I think that using the NRSV translation for Sunday worship, especially when we’re going to skip the verses that eradicate gender in Paul’s anthropology, is a good thing. The folks who chose our lessons for this week had another emphasis, the way that our perception of our own nature is changed in the revelation of Jesus Christ, a much more Christmas-aligned point. But for the purposes of study of the lections, I think it’s worth wrestling with the text as we really have it and wresting from the word “sons” some of its power to oppress while laying hold of every inch of elevation Paul intended to convey to everyone of all genders.

Gospel Text

I’m more than a little intimidated, trying to write anything useful about what may be the most devastatingly beautiful and beautifully essential texts in the whole of the Bible, that is, the Prologue to John. One article’s author said that the whole of the Gospel (I think he meant John) was only an exegesis of John 1:14, “And the Word became flesh and dwelt among us, and we have seen his glory, glory as of the only Son from the Father, full of grace and truth.” 

John struggles, and succeeds mightily, to describe the Christian community’s experience of the Risen Christ in and among them and to ground that experience in the earthly experience of those who walked with Jesus. To do this he took a hymn to the Logos and added his commentary. Scholars have yet to sort out definitively which is which. (Though some broad agreements exist.) Scholars will also show us how deeply indebted the idea of the pre-existence of the Logos is to the pre-existent Sophia of the Wisdom literature, especially Proverbs 8:22-31. 

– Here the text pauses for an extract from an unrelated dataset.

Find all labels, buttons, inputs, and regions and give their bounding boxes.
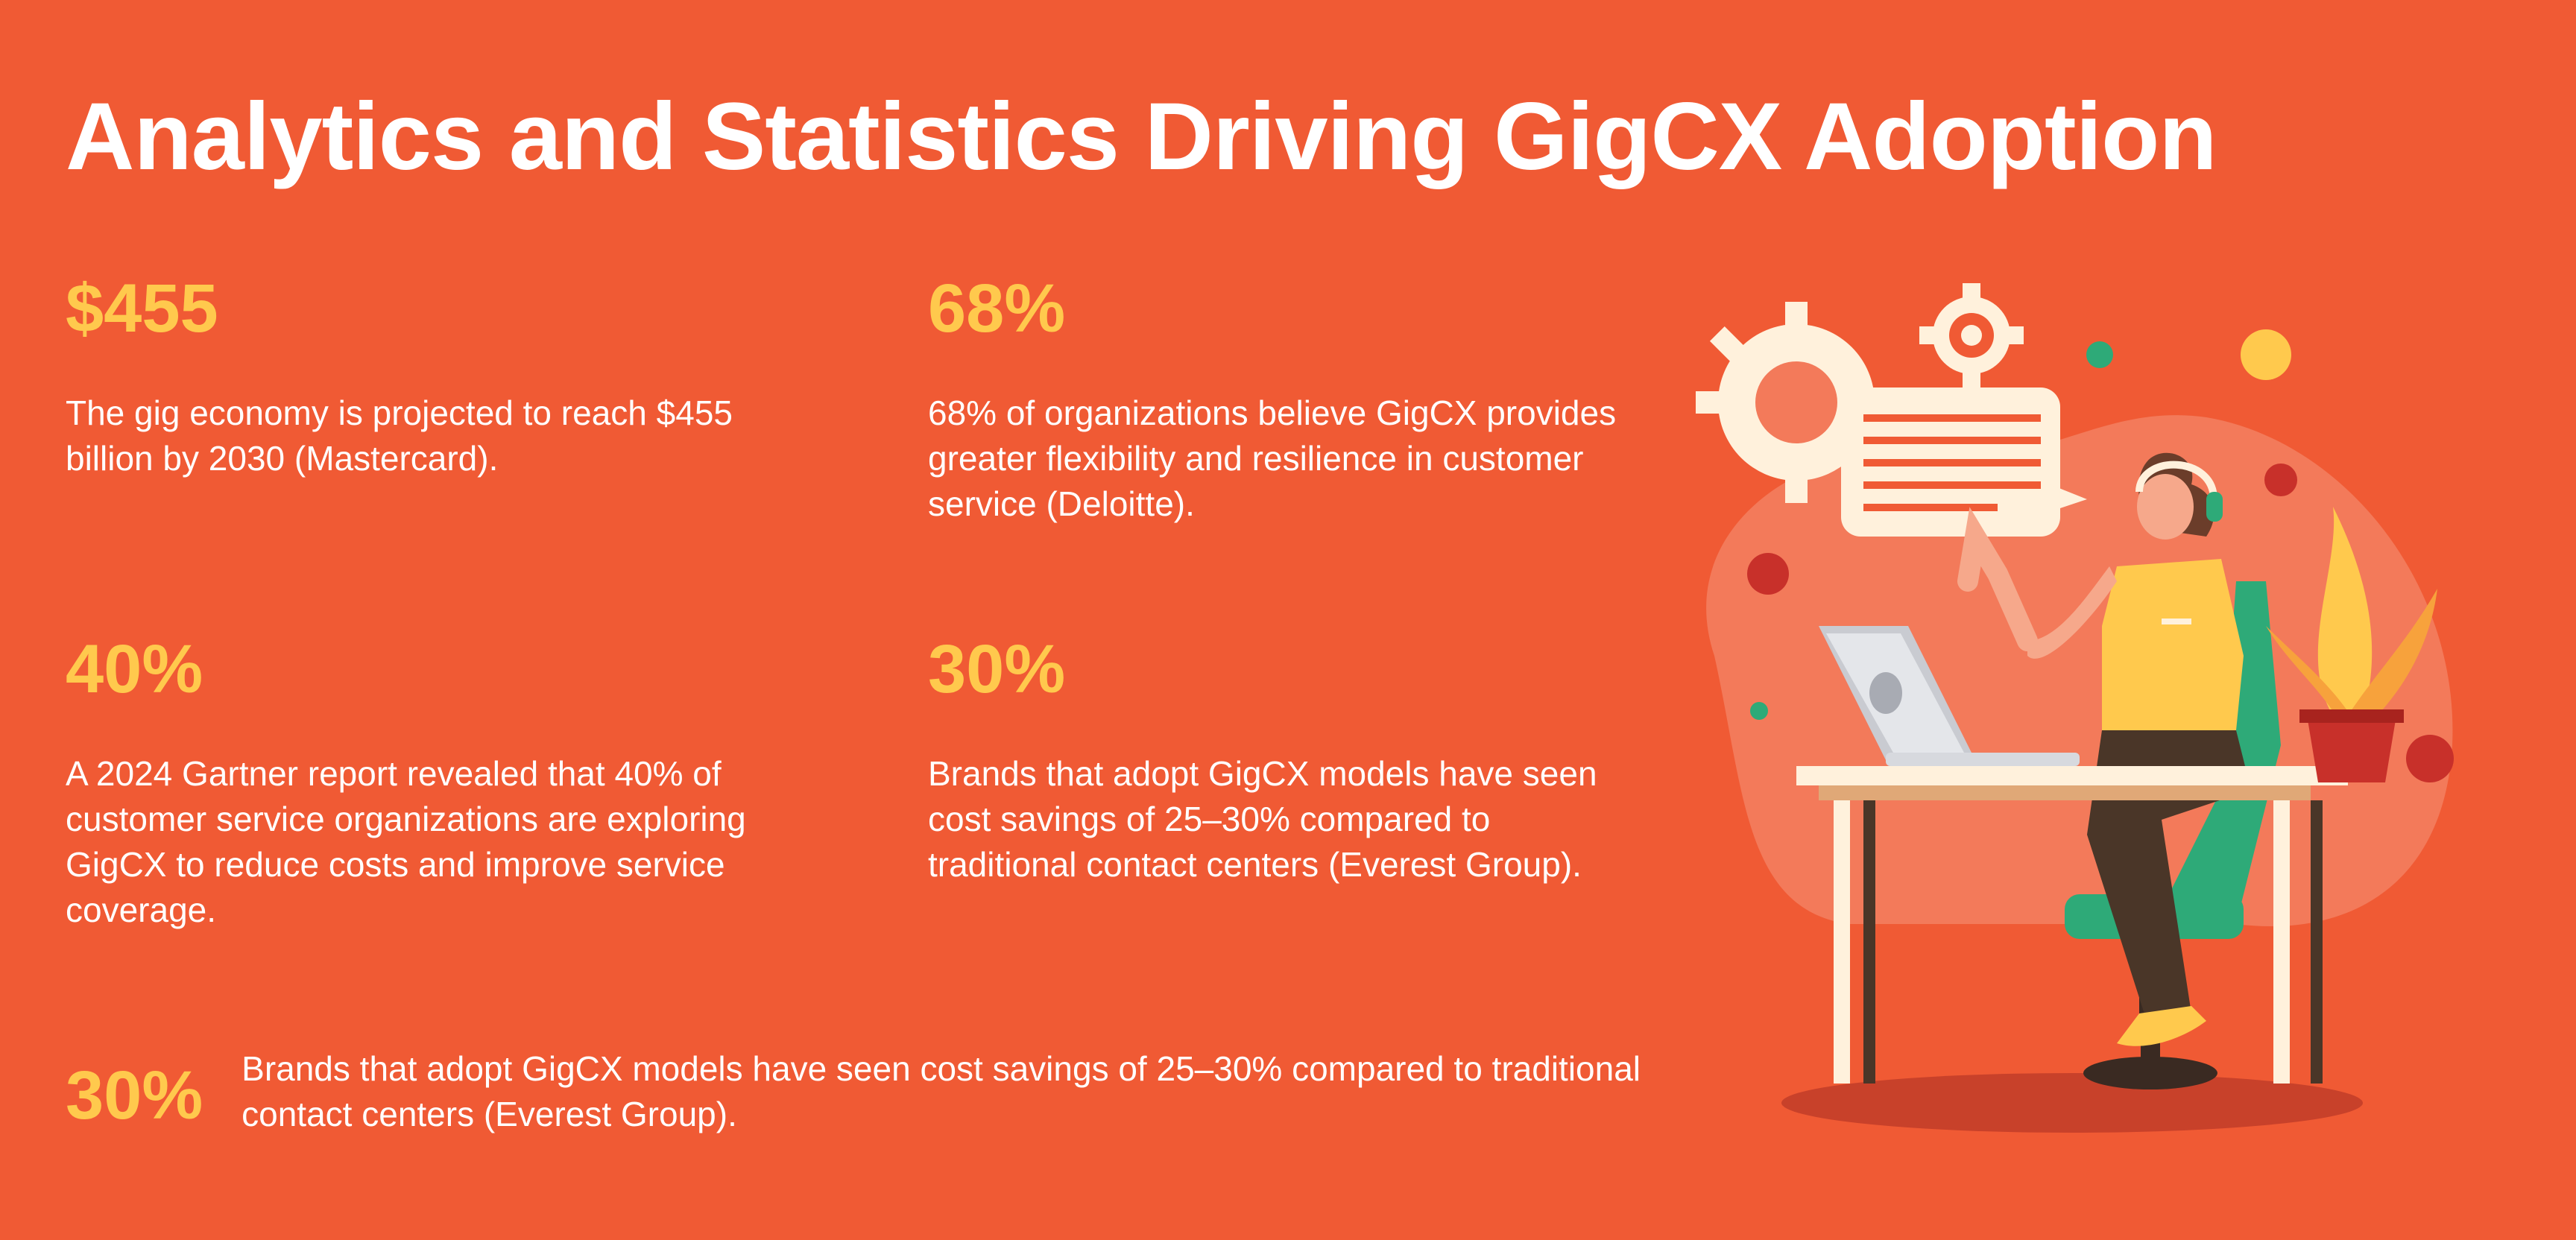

What I want to keep your focus on is that, while John wove his Prologue from these elements (and several others) the total of what he created is far greater than the sum of its parts. He does not build his theology of the nature of Christ from these different elements, but he redefines all those elements in light of Who Christ Is. 

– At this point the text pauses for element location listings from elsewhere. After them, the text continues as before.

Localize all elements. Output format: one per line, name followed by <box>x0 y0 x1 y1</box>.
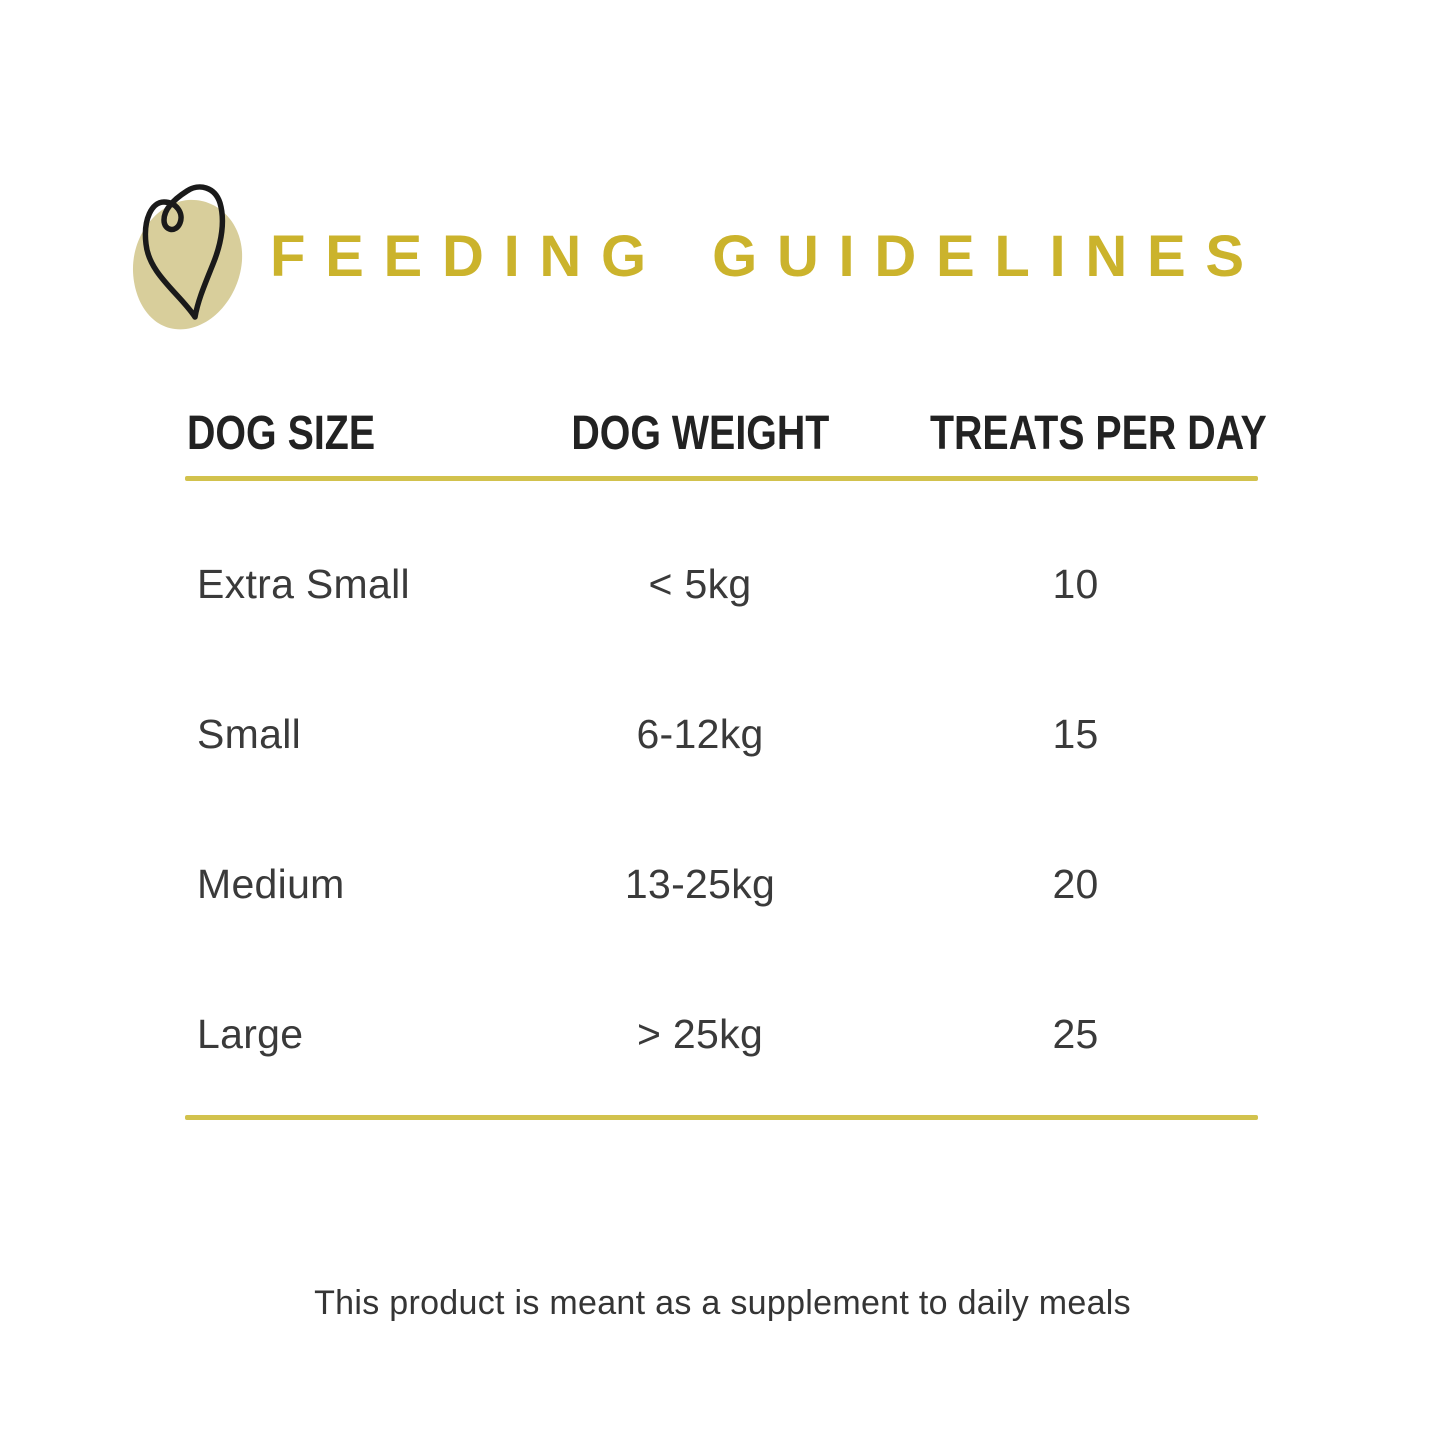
table-body: Extra Small < 5kg 10 Small 6-12kg 15 Med… <box>185 481 1258 1109</box>
column-header-dog-size: DOG SIZE <box>185 406 507 461</box>
supplement-note: This product is meant as a supplement to… <box>314 1284 1131 1322</box>
dog-weight-cell: 6-12kg <box>636 710 764 757</box>
dog-size-cell: Small <box>197 710 302 757</box>
khaki-blob-shape <box>132 199 243 330</box>
column-header-treats-per-day-label: TREATS PER DAY <box>930 407 1267 460</box>
feeding-table: DOG SIZE DOG WEIGHT TREATS PER DAY Extra… <box>185 406 1267 1120</box>
treats-cell: 20 <box>1052 860 1099 907</box>
dog-weight-cell: > 25kg <box>637 1010 764 1057</box>
table-row: Medium 13-25kg 20 <box>185 809 1258 959</box>
table-header-row: DOG SIZE DOG WEIGHT TREATS PER DAY <box>185 406 1267 460</box>
heart-scribble-icon <box>132 184 243 330</box>
column-header-dog-weight: DOG WEIGHT <box>507 406 893 461</box>
dog-weight-cell: 13-25kg <box>624 860 776 907</box>
column-header-dog-weight-label: DOG WEIGHT <box>571 407 830 460</box>
dog-size-cell: Medium <box>197 860 345 907</box>
header-divider-line <box>185 476 1258 481</box>
dog-weight-cell: < 5kg <box>648 560 752 607</box>
dog-size-cell: Large <box>197 1010 304 1057</box>
treats-cell: 10 <box>1052 560 1099 607</box>
column-header-dog-size-label: DOG SIZE <box>187 407 376 460</box>
table-row: Small 6-12kg 15 <box>185 659 1258 809</box>
brand-heart-logo <box>126 172 256 337</box>
column-header-treats-per-day: TREATS PER DAY <box>893 406 1267 461</box>
treats-cell: 25 <box>1052 1010 1099 1057</box>
table-row: Extra Small < 5kg 10 <box>185 509 1258 659</box>
heart-outline <box>142 184 226 320</box>
table-bottom-line <box>185 1115 1258 1120</box>
table-row: Large > 25kg 25 <box>185 959 1258 1109</box>
dog-size-cell: Extra Small <box>197 560 410 607</box>
treats-cell: 15 <box>1052 710 1099 757</box>
page-title: FEEDING GUIDELINES <box>270 224 1264 289</box>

And Who Christ Is is summed up in 1:14. “And the Word became flesh and dwelt among us, and we have seen his glory, glory as of the only Son from the Father, full of grace and truth.” Christ did not eschew physical existence (gnosticism), He became flesh. He did not “seem” to take on flesh (docetism) He became flesh. Christ did not just “become human” (John could have said anthropos, but chose sarx) He became flesh, with all it’s weakness and vulnerability. 

It is this Jesus Christ that sets Christians apart from every other religion. He is the reason the world needs the Gospel. There is much to commend the guidance we find in any other faith if you look closely, but not one of them (that I’m aware of) declares that God’s love for us is so intense that the only way to express it was to become as we are. It is only the enormity of that reality, when it dawns on a human heart, that has the power to transform rather than conform. It changes us, to use Paul’s language, from slaves to sons and sets us free to live according to our God-given natures and not our fears. This Gospel has changed the world, and It will continue to do so until the the earth shall be filled with the Glory of God as the waters cover the sea.